Indeed, Microsoft Research has affected nearly every product or service Microsoft has made available. Contributions to product groups are simply part of Microsoft Research’s DNA. Now, with Microsoft planning a series of blockbuster product releases this fall, the company’s research unit will have a big role to play. Among its contributions:

  • Major security and networking advances in Windows 8.
  • Advanced machine translation across a range of products, including Bing, Windows Phone, Office, and Windows.
  • Features in Office 2013 such as Flash Fill, which takes a few examples from user transformations of columns of data to generate scripts to produce outputs for the remaining rows in a spreadsheet.

At the same time it is seeing its research come to product fruition, Microsoft Research continues to push the boundaries on key areas such as machine learning and natural user interfaces, work that continues to blur the lines between the virtual and physical worlds.

The combination of machine learning with gargantuan data collections will enable a wealth of new insights that will transform how decisions are made and how things are done. That’s part of Microsoft’s long-term vision of creating intuitive computers able to do far more for and with us.

So, in fact, is work in natural user interfaces. Kinect for Xbox 360 is a prime example. The research behind that groundbreaking project built a foundation that helped the product team create an incredible experience in rapid fashion. The result: 10 million Kinect devices sold in four months, making it, according to Guinness World Records, the fastest-selling device on record.

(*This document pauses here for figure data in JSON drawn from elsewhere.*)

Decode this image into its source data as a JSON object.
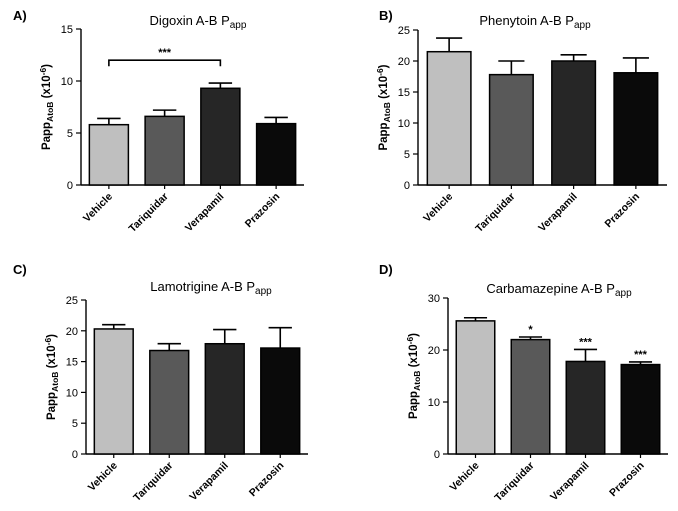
{
  "chart_data": [
    {
      "type": "bar",
      "panel_label": "A)",
      "title_main": "Digoxin A-B P",
      "title_sub": "app",
      "ylabel_main": "Papp",
      "ylabel_sub": "AtoB",
      "ylabel_unit_pre": " (x10",
      "ylabel_unit_exp": "-6",
      "ylabel_unit_post": ")",
      "categories": [
        "Vehicle",
        "Tariquidar",
        "Verapamil",
        "Prazosin"
      ],
      "values": [
        5.8,
        6.6,
        9.3,
        5.9
      ],
      "errors": [
        0.6,
        0.6,
        0.5,
        0.6
      ],
      "colors": [
        "#bfbfbf",
        "#595959",
        "#262626",
        "#0a0a0a"
      ],
      "ylim": [
        0,
        15
      ],
      "yticks": [
        "0",
        "5",
        "10",
        "15"
      ],
      "significance": [],
      "bracket": {
        "from": 0,
        "to": 2,
        "y": 12.0,
        "label": "***"
      }
    },
    {
      "type": "bar",
      "panel_label": "B)",
      "title_main": "Phenytoin A-B P",
      "title_sub": "app",
      "ylabel_main": "Papp",
      "ylabel_sub": "AtoB",
      "ylabel_unit_pre": " (x10",
      "ylabel_unit_exp": "-6",
      "ylabel_unit_post": ")",
      "categories": [
        "Vehicle",
        "Tariquidar",
        "Verapamil",
        "Prazosin"
      ],
      "values": [
        21.5,
        17.8,
        20.0,
        18.1
      ],
      "errors": [
        2.2,
        2.2,
        1.0,
        2.4
      ],
      "colors": [
        "#bfbfbf",
        "#595959",
        "#262626",
        "#0a0a0a"
      ],
      "ylim": [
        0,
        25
      ],
      "yticks": [
        "0",
        "5",
        "10",
        "15",
        "20",
        "25"
      ],
      "significance": []
    },
    {
      "type": "bar",
      "panel_label": "C)",
      "title_main": "Lamotrigine A-B P",
      "title_sub": "app",
      "ylabel_main": "Papp",
      "ylabel_sub": "AtoB",
      "ylabel_unit_pre": " (x10",
      "ylabel_unit_exp": "-6",
      "ylabel_unit_post": ")",
      "categories": [
        "Vehicle",
        "Tariquidar",
        "Verapamil",
        "Prazosin"
      ],
      "values": [
        20.3,
        16.8,
        17.9,
        17.2
      ],
      "errors": [
        0.7,
        1.1,
        2.3,
        3.3
      ],
      "colors": [
        "#bfbfbf",
        "#595959",
        "#262626",
        "#0a0a0a"
      ],
      "ylim": [
        0,
        25
      ],
      "yticks": [
        "0",
        "5",
        "10",
        "15",
        "20",
        "25"
      ],
      "significance": []
    },
    {
      "type": "bar",
      "panel_label": "D)",
      "title_main": "Carbamazepine A-B P",
      "title_sub": "app",
      "ylabel_main": "Papp",
      "ylabel_sub": "AtoB",
      "ylabel_unit_pre": " (x10",
      "ylabel_unit_exp": "-6",
      "ylabel_unit_post": ")",
      "categories": [
        "Vehicle",
        "Tariquidar",
        "Verapamil",
        "Prazosin"
      ],
      "values": [
        25.6,
        22.0,
        17.8,
        17.2
      ],
      "errors": [
        0.6,
        0.5,
        2.3,
        0.5
      ],
      "colors": [
        "#bfbfbf",
        "#595959",
        "#262626",
        "#0a0a0a"
      ],
      "ylim": [
        0,
        30
      ],
      "yticks": [
        "0",
        "10",
        "20",
        "30"
      ],
      "significance": [
        "",
        "*",
        "***",
        "***"
      ]
    }
  ]
}
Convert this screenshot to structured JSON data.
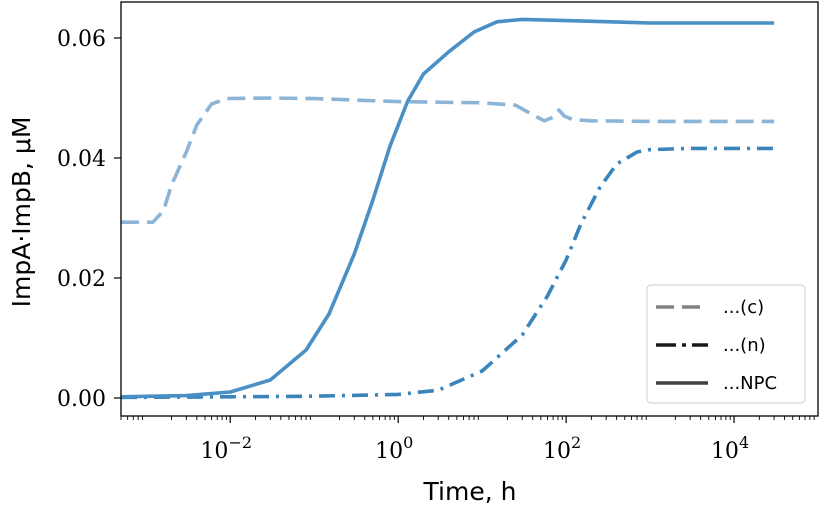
{
  "chart_data": {
    "type": "line",
    "xlabel": "Time, h",
    "ylabel": "ImpA·ImpB, μM",
    "xscale": "log",
    "xlim": [
      0.0005,
      100000
    ],
    "ylim": [
      -0.003,
      0.066
    ],
    "grid": false,
    "x_ticks": [
      {
        "value": 0.01,
        "base": "10",
        "exp": "−2"
      },
      {
        "value": 1,
        "base": "10",
        "exp": "0"
      },
      {
        "value": 100,
        "base": "10",
        "exp": "2"
      },
      {
        "value": 10000,
        "base": "10",
        "exp": "4"
      }
    ],
    "y_ticks": [
      {
        "value": 0.0,
        "label": "0.00"
      },
      {
        "value": 0.02,
        "label": "0.02"
      },
      {
        "value": 0.04,
        "label": "0.04"
      },
      {
        "value": 0.06,
        "label": "0.06"
      }
    ],
    "legend": {
      "position": "lower-right",
      "entries": [
        {
          "label": "...(c)",
          "dash": "dashed"
        },
        {
          "label": "...(n)",
          "dash": "dashdot"
        },
        {
          "label": "...NPC",
          "dash": "solid"
        }
      ]
    },
    "series": [
      {
        "label": "...(c)",
        "dash": "dashed",
        "color": "#8cb4d6",
        "points": [
          [
            0.0005,
            0.0293
          ],
          [
            0.0012,
            0.0293
          ],
          [
            0.0016,
            0.0312
          ],
          [
            0.002,
            0.0355
          ],
          [
            0.003,
            0.041
          ],
          [
            0.004,
            0.0455
          ],
          [
            0.006,
            0.049
          ],
          [
            0.009,
            0.0499
          ],
          [
            0.03,
            0.05
          ],
          [
            0.1,
            0.0499
          ],
          [
            1,
            0.0494
          ],
          [
            10,
            0.0492
          ],
          [
            25,
            0.0488
          ],
          [
            40,
            0.0472
          ],
          [
            55,
            0.0462
          ],
          [
            70,
            0.0468
          ],
          [
            82,
            0.048
          ],
          [
            95,
            0.047
          ],
          [
            120,
            0.0464
          ],
          [
            200,
            0.0462
          ],
          [
            1000,
            0.0461
          ],
          [
            30000,
            0.0461
          ]
        ]
      },
      {
        "label": "...(n)",
        "dash": "dashdot",
        "color": "#3a84bc",
        "points": [
          [
            0.0005,
            0.0001
          ],
          [
            0.01,
            0.0002
          ],
          [
            0.1,
            0.0003
          ],
          [
            1,
            0.0006
          ],
          [
            3,
            0.0013
          ],
          [
            10,
            0.0045
          ],
          [
            30,
            0.0105
          ],
          [
            60,
            0.017
          ],
          [
            100,
            0.023
          ],
          [
            150,
            0.029
          ],
          [
            250,
            0.035
          ],
          [
            400,
            0.039
          ],
          [
            700,
            0.041
          ],
          [
            1000,
            0.0414
          ],
          [
            3000,
            0.0416
          ],
          [
            30000,
            0.0416
          ]
        ]
      },
      {
        "label": "...NPC",
        "dash": "solid",
        "color": "#4a90c4",
        "points": [
          [
            0.0005,
            0.0002
          ],
          [
            0.003,
            0.0004
          ],
          [
            0.01,
            0.001
          ],
          [
            0.03,
            0.003
          ],
          [
            0.08,
            0.008
          ],
          [
            0.15,
            0.014
          ],
          [
            0.3,
            0.024
          ],
          [
            0.5,
            0.033
          ],
          [
            0.8,
            0.042
          ],
          [
            1.3,
            0.0495
          ],
          [
            2,
            0.054
          ],
          [
            4,
            0.0577
          ],
          [
            8,
            0.061
          ],
          [
            15,
            0.0627
          ],
          [
            30,
            0.0631
          ],
          [
            100,
            0.0629
          ],
          [
            1000,
            0.0625
          ],
          [
            30000,
            0.0625
          ]
        ]
      }
    ]
  }
}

There are other novel interactions still to be explored, though. That’s why Microsoft Research continues to focus on a three-, five- or seven-year time horizon, and that’s what Rashid and Markoff are sure to talk about at the Computer History Museum: the computer experiences of the future—and the next hard questions to answer.

It should be an engrossing conversation. I’m sure members of this technologically inclined Silicon Valley audience will be on the edge of their seats to learn what’s coming next.